A member of the Borage family which includes forget-me-nots and bluebells, giant-trumpets (Macromeria veridiflora) are found in meadows and clearings in New Mexico, Arizona and northern Mexico. A tall perennial herb with trumpet shaped flowers, this example was photographed in a high mountain meadow in the Pecos wilderness of New Mexico at 8000 ft (see July 12 post).
I was struck by the subtle beauty of this plant, with its rich green leaves streaked in silver, its coating of fuzz and its delicate cream, nodding trumpets. And for its identification I owe a special thanks to Chick Keller of the Native Wildflower Society of New Mexico.

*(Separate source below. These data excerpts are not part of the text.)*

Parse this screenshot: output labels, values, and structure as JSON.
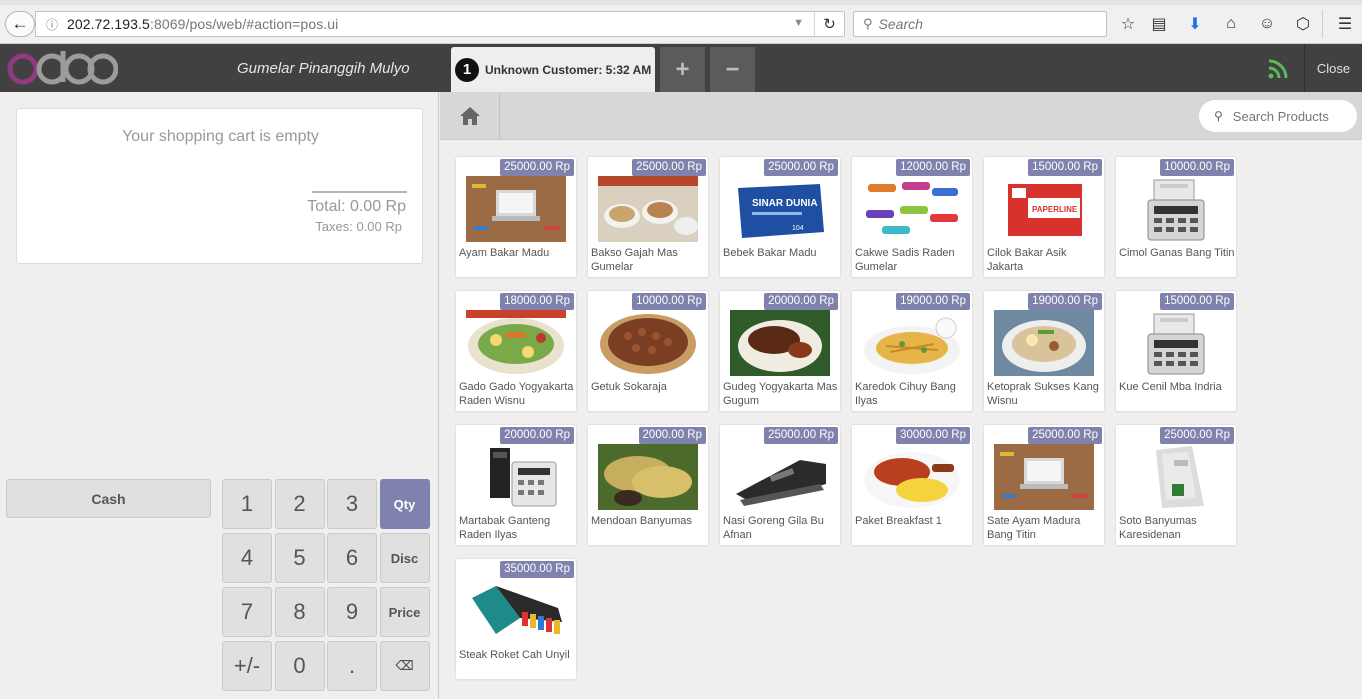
{
  "browser": {
    "url_host": "202.72.193.5",
    "url_rest": ":8069/pos/web/#action=pos.ui",
    "search_placeholder": "Search"
  },
  "topbar": {
    "logo_text": "odoo",
    "shop_name": "Gumelar Pinanggih Mulyo",
    "order_number": "1",
    "order_label": "Unknown Customer: 5:32 AM",
    "add_label": "+",
    "remove_label": "−",
    "close_label": "Close"
  },
  "cart": {
    "empty_message": "Your shopping cart is empty",
    "total": "Total: 0.00 Rp",
    "taxes": "Taxes: 0.00 Rp"
  },
  "payment": {
    "cash_label": "Cash"
  },
  "numpad": {
    "keys": [
      "1",
      "2",
      "3",
      "Qty",
      "4",
      "5",
      "6",
      "Disc",
      "7",
      "8",
      "9",
      "Price",
      "+/-",
      "0",
      ".",
      "⌫"
    ],
    "active_mode": "Qty"
  },
  "search_products": {
    "placeholder": "Search Products"
  },
  "colors": {
    "accent": "#7f82ac",
    "topbar": "#414141",
    "logo_purple": "#8f3a82"
  },
  "products": [
    {
      "name": "Ayam Bakar Madu",
      "price": "25000.00 Rp",
      "image": "laptop-desk"
    },
    {
      "name": "Bakso Gajah Mas Gumelar",
      "price": "25000.00 Rp",
      "image": "food-bowls"
    },
    {
      "name": "Bebek Bakar Madu",
      "price": "25000.00 Rp",
      "image": "paper-box"
    },
    {
      "name": "Cakwe Sadis Raden Gumelar",
      "price": "12000.00 Rp",
      "image": "staplers"
    },
    {
      "name": "Cilok Bakar Asik Jakarta",
      "price": "15000.00 Rp",
      "image": "envelope-box"
    },
    {
      "name": "Cimol Ganas Bang Titin",
      "price": "10000.00 Rp",
      "image": "calculator"
    },
    {
      "name": "Gado Gado Yogyakarta Raden Wisnu",
      "price": "18000.00 Rp",
      "image": "salad-plate"
    },
    {
      "name": "Getuk Sokaraja",
      "price": "10000.00 Rp",
      "image": "snack-basket"
    },
    {
      "name": "Gudeg Yogyakarta Mas Gugum",
      "price": "20000.00 Rp",
      "image": "rice-meat"
    },
    {
      "name": "Karedok Cihuy Bang Ilyas",
      "price": "19000.00 Rp",
      "image": "noodle-plate"
    },
    {
      "name": "Ketoprak Sukses Kang Wisnu",
      "price": "19000.00 Rp",
      "image": "rice-bowl"
    },
    {
      "name": "Kue Cenil Mba Indria",
      "price": "15000.00 Rp",
      "image": "calculator"
    },
    {
      "name": "Martabak Ganteng Raden Ilyas",
      "price": "20000.00 Rp",
      "image": "calculator-dark"
    },
    {
      "name": "Mendoan Banyumas",
      "price": "2000.00 Rp",
      "image": "fried-tempeh"
    },
    {
      "name": "Nasi Goreng Gila Bu Afnan",
      "price": "25000.00 Rp",
      "image": "stapler-black"
    },
    {
      "name": "Paket Breakfast 1",
      "price": "30000.00 Rp",
      "image": "breakfast-plate"
    },
    {
      "name": "Sate Ayam Madura Bang Titin",
      "price": "25000.00 Rp",
      "image": "laptop-desk"
    },
    {
      "name": "Soto Banyumas Karesidenan",
      "price": "25000.00 Rp",
      "image": "fingerprint-device"
    },
    {
      "name": "Steak Roket Cah Unyil",
      "price": "35000.00 Rp",
      "image": "file-organizer"
    }
  ]
}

Giant trumpets are odorless, range in color from cream to yellow, produce large amounts of nectar and, at least in part, are pollinated by hummingbirds. This seemed surprising since we commonly associate hummingbird plants with reds, orange and bright yellows. Both rufous and broad-tailed hummingbirds were observed pollinating this species in Arizona in a July study in the late 60’s. And this sparked another question. Didn’t my field guides show the rufous hummingbird spent its summer breeding season in the northwest? I consulted Audubon. The rufous hummingbird is the species with the longest migration in relation to its size, wintering in Mexico and breeding in northwest North America as far north as Alaska. Its breeding season begins March through May in a climate where the warm season is short but daylight is long. Some members of the species begin their southern migration as early as July which helps explain why the rufous hummingbird is such a significant pollinator in the west.
What also gets your attention--the rufous hummingbird is declining. One reason sighted is the disruption of nectar corridors. Hummingbirds and other pollinating species, such as bats, are dependent on clusters of nectar bearing plants during migration which is timed when plants are at their highest nectar production--refueling stepping stones along their journey. Anything that diminishes these pockets of plant communities also risks the survival of a number of species dependent upon them for nourishment.